Description Lars Hartmann 2008-01-24 08:43:03 UTC
Mozilla Firefox 2.0.0.11, 3.0b2, and possibly earlier versions, when prompting for HTTP Basic Authentication, displays the site requesting the authentication after the Realm text, which might make it easier for remote HTTP servers to conduct phishing and spoofing attacks.

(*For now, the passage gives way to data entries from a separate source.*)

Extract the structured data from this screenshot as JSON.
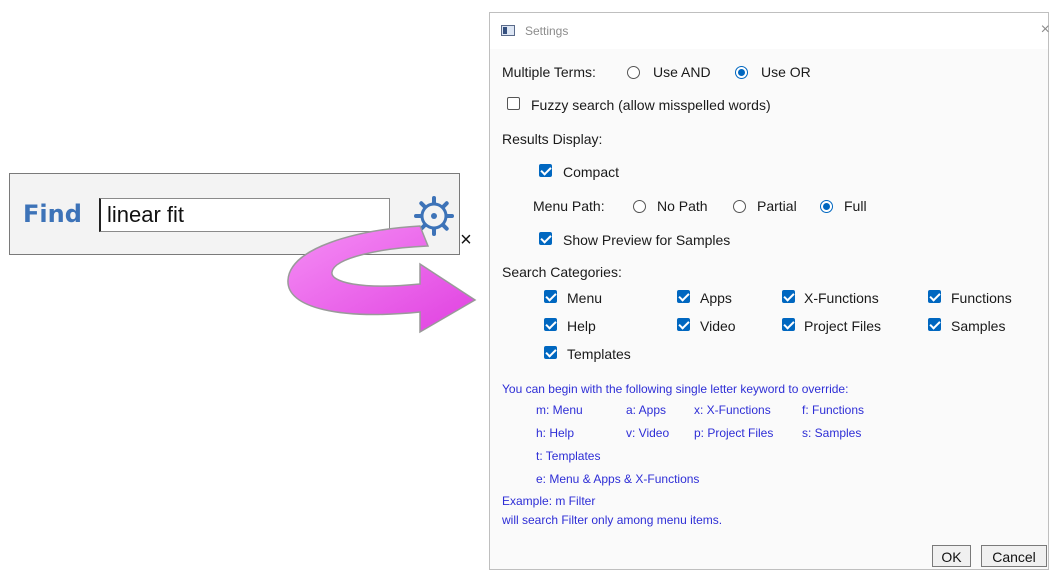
{
  "find_bar": {
    "label": "Find",
    "query": "linear fit",
    "clear_glyph": "×",
    "settings_icon": "gear-icon"
  },
  "dialog": {
    "title": "Settings",
    "close_glyph": "×",
    "multiple_terms": {
      "label": "Multiple Terms:",
      "options": [
        {
          "label": "Use AND",
          "selected": false
        },
        {
          "label": "Use OR",
          "selected": true
        }
      ]
    },
    "fuzzy": {
      "label": "Fuzzy search (allow misspelled words)",
      "checked": false
    },
    "results_display": {
      "label": "Results Display:",
      "compact": {
        "label": "Compact",
        "checked": true
      },
      "menu_path": {
        "label": "Menu Path:",
        "options": [
          {
            "label": "No Path",
            "selected": false
          },
          {
            "label": "Partial",
            "selected": false
          },
          {
            "label": "Full",
            "selected": true
          }
        ]
      },
      "show_preview": {
        "label": "Show Preview for Samples",
        "checked": true
      }
    },
    "search_categories": {
      "label": "Search Categories:",
      "items": [
        {
          "label": "Menu",
          "checked": true
        },
        {
          "label": "Apps",
          "checked": true
        },
        {
          "label": "X-Functions",
          "checked": true
        },
        {
          "label": "Functions",
          "checked": true
        },
        {
          "label": "Help",
          "checked": true
        },
        {
          "label": "Video",
          "checked": true
        },
        {
          "label": "Project Files",
          "checked": true
        },
        {
          "label": "Samples",
          "checked": true
        },
        {
          "label": "Templates",
          "checked": true
        }
      ]
    },
    "help_text": {
      "intro": "You can begin with the following single letter keyword to override:",
      "row1": [
        "m: Menu",
        "a: Apps",
        "x: X-Functions",
        "f: Functions"
      ],
      "row2": [
        "h: Help",
        "v: Video",
        "p: Project Files",
        "s: Samples"
      ],
      "row3": "t: Templates",
      "row4": "e: Menu & Apps & X-Functions",
      "example": "Example: m Filter",
      "example_desc": "will search Filter only among menu items."
    },
    "buttons": {
      "ok": "OK",
      "cancel": "Cancel"
    }
  },
  "colors": {
    "find_label": "#3d73b8",
    "accent": "#0067c0",
    "help_text": "#2e2ed6",
    "arrow_fill": "#ee55ee"
  }
}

Comment 1 Sune Kloppenborg Jeppesen gentoo-dev 2008-02-26 20:48:25 UTC
Any news on this one?
Comment 2 Raúl Porcel (RETIRED) gentoo-dev 2008-04-18 16:59:58 UTC
Fixed in firefox3
Comment 3 Stefan Behte (RETIRED) gentoo-dev Security 2008-11-30 17:33:56 UTC
In 2.x, too, I guess?
Comment 4 Jory A. Pratt gentoo-dev 2010-09-16 12:58:08 UTC
Nothing for mozilla to do here.
Comment 5 Alex Legler (RETIRED) archtester Gentoo Infrastructure gentoo-dev Security 2011-12-13 19:24:21 UTC
Fixed as per https://bugzilla.mozilla.org/show_bug.cgi?id=244273
Comment 6 GLSAMaker/CVETool Bot gentoo-dev 2013-01-08 01:02:44 UTC
This issue was resolved and addressed in
 GLSA 201301-01 at http://security.gentoo.org/glsa/glsa-201301-01.xml
by GLSA coordinator Sean Amoss (ackle).